With good reason: For, although they comprise just 6 percent of the
total American population, African-American males make up more than 44
percent, or nearly 819,000, of America's inmates. The corrosive impact
of the black-male incarceration rate has been exacerbated in recent
years, according to a third study by the Justice Policy Institute,
because the number of African-American females being jailed has now
risen sharply, too. Three-fourths of the more than 101,000 women in
federal and state prisons last year were African-American - meaning
that black women are more than twice as likely as Latinas and five
times as likely as white women to be in prison.

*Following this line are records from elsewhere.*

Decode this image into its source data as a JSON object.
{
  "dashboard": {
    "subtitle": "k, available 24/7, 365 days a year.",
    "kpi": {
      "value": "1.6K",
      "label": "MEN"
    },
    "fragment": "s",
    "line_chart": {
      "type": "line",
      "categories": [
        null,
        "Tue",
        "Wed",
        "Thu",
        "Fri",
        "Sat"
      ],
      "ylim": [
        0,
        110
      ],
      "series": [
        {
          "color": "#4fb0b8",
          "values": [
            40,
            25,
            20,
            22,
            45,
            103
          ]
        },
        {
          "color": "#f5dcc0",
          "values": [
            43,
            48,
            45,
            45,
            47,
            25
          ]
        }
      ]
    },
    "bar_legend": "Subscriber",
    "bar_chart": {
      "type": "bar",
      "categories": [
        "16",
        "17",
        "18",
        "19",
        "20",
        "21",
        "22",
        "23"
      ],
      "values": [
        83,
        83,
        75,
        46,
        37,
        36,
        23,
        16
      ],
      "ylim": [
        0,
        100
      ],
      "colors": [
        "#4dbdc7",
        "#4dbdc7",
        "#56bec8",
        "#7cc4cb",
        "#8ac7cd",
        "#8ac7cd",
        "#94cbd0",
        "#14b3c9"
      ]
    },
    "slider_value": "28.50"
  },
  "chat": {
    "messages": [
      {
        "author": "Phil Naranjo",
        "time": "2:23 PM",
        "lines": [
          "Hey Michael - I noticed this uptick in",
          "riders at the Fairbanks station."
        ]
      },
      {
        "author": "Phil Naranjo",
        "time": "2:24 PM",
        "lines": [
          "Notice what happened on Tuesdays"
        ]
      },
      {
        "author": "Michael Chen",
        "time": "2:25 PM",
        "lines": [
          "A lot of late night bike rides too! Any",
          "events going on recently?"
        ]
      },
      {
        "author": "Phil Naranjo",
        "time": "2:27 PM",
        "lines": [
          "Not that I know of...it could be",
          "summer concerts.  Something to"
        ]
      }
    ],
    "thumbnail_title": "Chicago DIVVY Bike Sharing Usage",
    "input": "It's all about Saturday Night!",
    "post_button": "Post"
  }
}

These statistics led Vince Schiraldi of the JPI to declare, "the
penetration of the prison system into the black family is
extraordinary."

And the same is becoming true of Latino Americans, who, while making
up 15 percent of the nation's inmate population, which is close to
their percentage of the total population, are actually the
fastest-growing group of those being imprisoned.

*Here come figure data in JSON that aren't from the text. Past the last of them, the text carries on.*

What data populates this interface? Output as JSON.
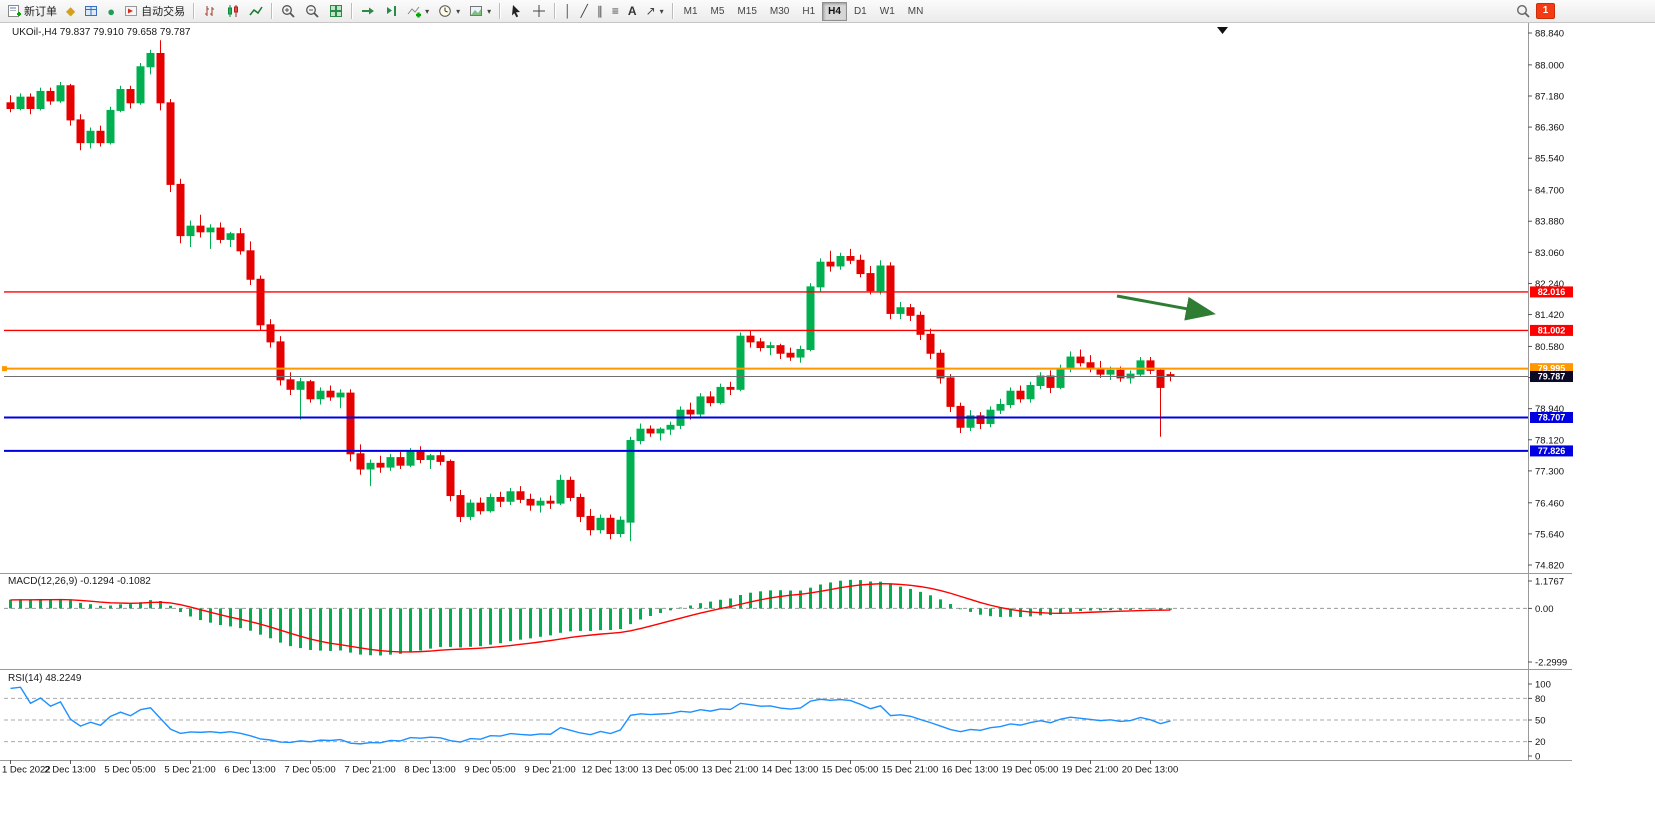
{
  "app": {
    "badge_count": "1"
  },
  "toolbar": {
    "new_order_label": "新订单",
    "auto_trading_label": "自动交易",
    "timeframes": [
      "M1",
      "M5",
      "M15",
      "M30",
      "H1",
      "H4",
      "D1",
      "W1",
      "MN"
    ],
    "active_timeframe": "H4",
    "icon_glyphs": {
      "marketwatch-icon": "◆",
      "navigator-icon": "●",
      "vertical-line-icon": "│",
      "trendline-icon": "╱",
      "channel-icon": "∥",
      "fibonacci-icon": "≡",
      "text-tool-icon": "A",
      "arrows-icon": "↗",
      "dropdown-caret-icon": "▾"
    }
  },
  "chart": {
    "title": "UKOil-,H4 79.837 79.910 79.658 79.787"
  },
  "macd": {
    "label": "MACD(12,26,9) -0.1294 -0.1082",
    "axis_ticks": [
      "1.1767",
      "0.00",
      "-2.2999"
    ]
  },
  "rsi": {
    "label": "RSI(14) 48.2249",
    "axis_ticks": [
      "100",
      "80",
      "50",
      "20",
      "0"
    ],
    "levels": [
      80,
      50,
      20
    ]
  },
  "colors": {
    "bull": "#00b050",
    "bear": "#e60000",
    "macd_hist": "#00b050",
    "macd_signal": "#ff0000",
    "rsi_line": "#1e90ff",
    "bid_line": "#6f6f6f",
    "current_tag_bg": "#0a0a28",
    "arrow": "#2e7d32",
    "axis_text": "#111111",
    "badge_bg": "#f43b12"
  },
  "chart_data": {
    "type": "candlestick",
    "symbol": "UKOil-",
    "timeframe": "H4",
    "y_range": [
      74.82,
      88.84
    ],
    "y_axis_ticks": [
      "88.840",
      "88.000",
      "87.180",
      "86.360",
      "85.540",
      "84.700",
      "83.880",
      "83.060",
      "82.240",
      "81.420",
      "80.580",
      "79.760",
      "78.940",
      "78.120",
      "77.300",
      "76.460",
      "75.640",
      "74.820"
    ],
    "x_axis_ticks": [
      "1 Dec 2022",
      "2 Dec 13:00",
      "5 Dec 05:00",
      "5 Dec 21:00",
      "6 Dec 13:00",
      "7 Dec 05:00",
      "7 Dec 21:00",
      "8 Dec 13:00",
      "9 Dec 05:00",
      "9 Dec 21:00",
      "12 Dec 13:00",
      "13 Dec 05:00",
      "13 Dec 21:00",
      "14 Dec 13:00",
      "15 Dec 05:00",
      "15 Dec 21:00",
      "16 Dec 13:00",
      "19 Dec 05:00",
      "19 Dec 21:00",
      "20 Dec 13:00"
    ],
    "price_lines": [
      {
        "price": 82.016,
        "label": "82.016",
        "color": "#ff0000",
        "width": 1.3
      },
      {
        "price": 81.002,
        "label": "81.002",
        "color": "#ff0000",
        "width": 1.3
      },
      {
        "price": 79.995,
        "label": "79.995",
        "color": "#ff9800",
        "width": 2,
        "anchor": true
      },
      {
        "price": 78.707,
        "label": "78.707",
        "color": "#0000e0",
        "width": 2
      },
      {
        "price": 77.826,
        "label": "77.826",
        "color": "#0000e0",
        "width": 2
      }
    ],
    "current_price": {
      "value": 79.787,
      "label": "79.787"
    },
    "arrow_annotation": {
      "from_index": 110.7,
      "from_price": 81.91,
      "to_index": 120.0,
      "to_price": 81.46
    },
    "candles": [
      [
        87.0,
        87.2,
        86.75,
        86.85
      ],
      [
        86.85,
        87.25,
        86.8,
        87.15
      ],
      [
        87.15,
        87.25,
        86.7,
        86.85
      ],
      [
        86.85,
        87.4,
        86.8,
        87.3
      ],
      [
        87.3,
        87.4,
        86.95,
        87.05
      ],
      [
        87.05,
        87.55,
        87.0,
        87.45
      ],
      [
        87.45,
        87.5,
        86.4,
        86.55
      ],
      [
        86.55,
        86.7,
        85.75,
        85.95
      ],
      [
        85.95,
        86.35,
        85.8,
        86.25
      ],
      [
        86.25,
        86.4,
        85.85,
        85.95
      ],
      [
        85.95,
        86.9,
        85.9,
        86.8
      ],
      [
        86.8,
        87.45,
        86.75,
        87.35
      ],
      [
        87.35,
        87.45,
        86.85,
        87.0
      ],
      [
        87.0,
        88.05,
        86.95,
        87.95
      ],
      [
        87.95,
        88.4,
        87.75,
        88.3
      ],
      [
        88.3,
        88.65,
        86.8,
        87.0
      ],
      [
        87.0,
        87.1,
        84.65,
        84.85
      ],
      [
        84.85,
        85.0,
        83.3,
        83.5
      ],
      [
        83.5,
        83.9,
        83.2,
        83.75
      ],
      [
        83.75,
        84.05,
        83.45,
        83.6
      ],
      [
        83.6,
        83.8,
        83.15,
        83.7
      ],
      [
        83.7,
        83.85,
        83.3,
        83.4
      ],
      [
        83.4,
        83.6,
        83.2,
        83.55
      ],
      [
        83.55,
        83.7,
        83.0,
        83.1
      ],
      [
        83.1,
        83.35,
        82.2,
        82.35
      ],
      [
        82.35,
        82.45,
        81.0,
        81.15
      ],
      [
        81.15,
        81.3,
        80.55,
        80.7
      ],
      [
        80.7,
        80.85,
        79.55,
        79.7
      ],
      [
        79.7,
        79.9,
        79.3,
        79.45
      ],
      [
        79.45,
        79.75,
        78.65,
        79.65
      ],
      [
        79.65,
        79.7,
        79.1,
        79.2
      ],
      [
        79.2,
        79.5,
        79.05,
        79.4
      ],
      [
        79.4,
        79.55,
        79.15,
        79.25
      ],
      [
        79.25,
        79.45,
        78.95,
        79.35
      ],
      [
        79.35,
        79.45,
        77.55,
        77.75
      ],
      [
        77.75,
        78.0,
        77.2,
        77.35
      ],
      [
        77.35,
        77.6,
        76.9,
        77.5
      ],
      [
        77.5,
        77.7,
        77.25,
        77.4
      ],
      [
        77.4,
        77.75,
        77.3,
        77.65
      ],
      [
        77.65,
        77.8,
        77.35,
        77.45
      ],
      [
        77.45,
        77.9,
        77.4,
        77.8
      ],
      [
        77.8,
        77.95,
        77.5,
        77.6
      ],
      [
        77.6,
        77.75,
        77.35,
        77.7
      ],
      [
        77.7,
        77.85,
        77.45,
        77.55
      ],
      [
        77.55,
        77.6,
        76.5,
        76.65
      ],
      [
        76.65,
        76.8,
        75.95,
        76.1
      ],
      [
        76.1,
        76.55,
        76.0,
        76.45
      ],
      [
        76.45,
        76.6,
        76.15,
        76.25
      ],
      [
        76.25,
        76.7,
        76.2,
        76.6
      ],
      [
        76.6,
        76.75,
        76.35,
        76.5
      ],
      [
        76.5,
        76.85,
        76.4,
        76.75
      ],
      [
        76.75,
        76.9,
        76.45,
        76.55
      ],
      [
        76.55,
        76.7,
        76.25,
        76.4
      ],
      [
        76.4,
        76.6,
        76.2,
        76.5
      ],
      [
        76.5,
        76.65,
        76.3,
        76.45
      ],
      [
        76.45,
        77.2,
        76.4,
        77.05
      ],
      [
        77.05,
        77.15,
        76.5,
        76.6
      ],
      [
        76.6,
        76.7,
        75.95,
        76.1
      ],
      [
        76.1,
        76.3,
        75.6,
        75.75
      ],
      [
        75.75,
        76.15,
        75.65,
        76.05
      ],
      [
        76.05,
        76.15,
        75.5,
        75.65
      ],
      [
        75.65,
        76.1,
        75.55,
        76.0
      ],
      [
        75.95,
        78.2,
        75.45,
        78.1
      ],
      [
        78.1,
        78.55,
        78.0,
        78.4
      ],
      [
        78.4,
        78.5,
        78.2,
        78.3
      ],
      [
        78.3,
        78.45,
        78.1,
        78.4
      ],
      [
        78.4,
        78.6,
        78.25,
        78.5
      ],
      [
        78.5,
        79.0,
        78.4,
        78.9
      ],
      [
        78.9,
        79.1,
        78.65,
        78.8
      ],
      [
        78.8,
        79.35,
        78.7,
        79.25
      ],
      [
        79.25,
        79.4,
        79.0,
        79.1
      ],
      [
        79.1,
        79.6,
        79.05,
        79.5
      ],
      [
        79.5,
        79.65,
        79.3,
        79.45
      ],
      [
        79.45,
        80.95,
        79.4,
        80.85
      ],
      [
        80.85,
        81.0,
        80.55,
        80.7
      ],
      [
        80.7,
        80.8,
        80.45,
        80.55
      ],
      [
        80.55,
        80.7,
        80.35,
        80.6
      ],
      [
        80.6,
        80.65,
        80.25,
        80.4
      ],
      [
        80.4,
        80.55,
        80.2,
        80.3
      ],
      [
        80.3,
        80.6,
        80.15,
        80.5
      ],
      [
        80.5,
        82.25,
        80.45,
        82.15
      ],
      [
        82.15,
        82.9,
        82.0,
        82.8
      ],
      [
        82.8,
        83.1,
        82.55,
        82.7
      ],
      [
        82.7,
        83.05,
        82.6,
        82.95
      ],
      [
        82.95,
        83.15,
        82.75,
        82.85
      ],
      [
        82.85,
        83.0,
        82.4,
        82.5
      ],
      [
        82.5,
        82.7,
        81.95,
        82.05
      ],
      [
        82.05,
        82.85,
        81.95,
        82.7
      ],
      [
        82.7,
        82.8,
        81.3,
        81.45
      ],
      [
        81.45,
        81.75,
        81.3,
        81.6
      ],
      [
        81.6,
        81.7,
        81.25,
        81.4
      ],
      [
        81.4,
        81.5,
        80.75,
        80.9
      ],
      [
        80.9,
        81.05,
        80.25,
        80.4
      ],
      [
        80.4,
        80.5,
        79.6,
        79.75
      ],
      [
        79.75,
        79.85,
        78.85,
        79.0
      ],
      [
        79.0,
        79.1,
        78.3,
        78.45
      ],
      [
        78.45,
        78.9,
        78.35,
        78.75
      ],
      [
        78.75,
        78.85,
        78.4,
        78.55
      ],
      [
        78.55,
        79.0,
        78.45,
        78.9
      ],
      [
        78.9,
        79.2,
        78.8,
        79.05
      ],
      [
        79.05,
        79.5,
        78.95,
        79.4
      ],
      [
        79.4,
        79.55,
        79.1,
        79.2
      ],
      [
        79.2,
        79.65,
        79.1,
        79.55
      ],
      [
        79.55,
        79.9,
        79.45,
        79.8
      ],
      [
        79.8,
        79.95,
        79.35,
        79.5
      ],
      [
        79.5,
        80.1,
        79.45,
        80.0
      ],
      [
        80.0,
        80.45,
        79.9,
        80.3
      ],
      [
        80.3,
        80.5,
        80.05,
        80.15
      ],
      [
        80.15,
        80.35,
        79.9,
        80.0
      ],
      [
        80.0,
        80.2,
        79.75,
        79.85
      ],
      [
        79.85,
        80.05,
        79.7,
        79.95
      ],
      [
        79.95,
        80.05,
        79.65,
        79.75
      ],
      [
        79.75,
        79.95,
        79.6,
        79.85
      ],
      [
        79.85,
        80.3,
        79.8,
        80.2
      ],
      [
        80.2,
        80.3,
        79.85,
        79.95
      ],
      [
        79.95,
        80.0,
        78.2,
        79.5
      ],
      [
        79.837,
        79.91,
        79.658,
        79.787
      ]
    ]
  }
}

Overwhelmingly, both groups' growth in incarceration has come from
convictions for relatively low-level drugusage and drug-trafficking
crimes; and here, as the U.S. Sentencing Commission study describes
the role of the federal sentencing guidelines as having been critical
- - and devastating.

While declaring that the sentencing guidelines, devised 15 years ago,
have been overwhelmingly fair and effective, the commission makes
clear that description does not apply in one particular area: the
different mandatory minimum sentences the guidelines require for
possession or trafficking of crack cocaine, on the one hand, and
powder cocaine, on the other.

Those convicted of possessing just five grams of crack cocaine - a
cheaper drug whose users and traffickers overwhelmingly are black -
receive a minimum sentence of five years. But it takes conviction for
possession of 500 grams of powder cocaine - the more expensive form of
the drug whose users overwhelmingly are white - to trigger a fiveyear
mandatory sentence.

The original justification for the gross sentencing disparity - that
crack cocaine was a more destructive form of the drug-has long been
disproved. But Congress thus far has refused to follow the
oft-repeated recommendation of the commission and many others that it
amend the guidelines and eliminate the disparate treatment.

Doing so, the commission report notes, "would dramatically improve the
fairness of the federal sentencing system." And it would be one step
in reducing America's own addiction to the incarceration habit.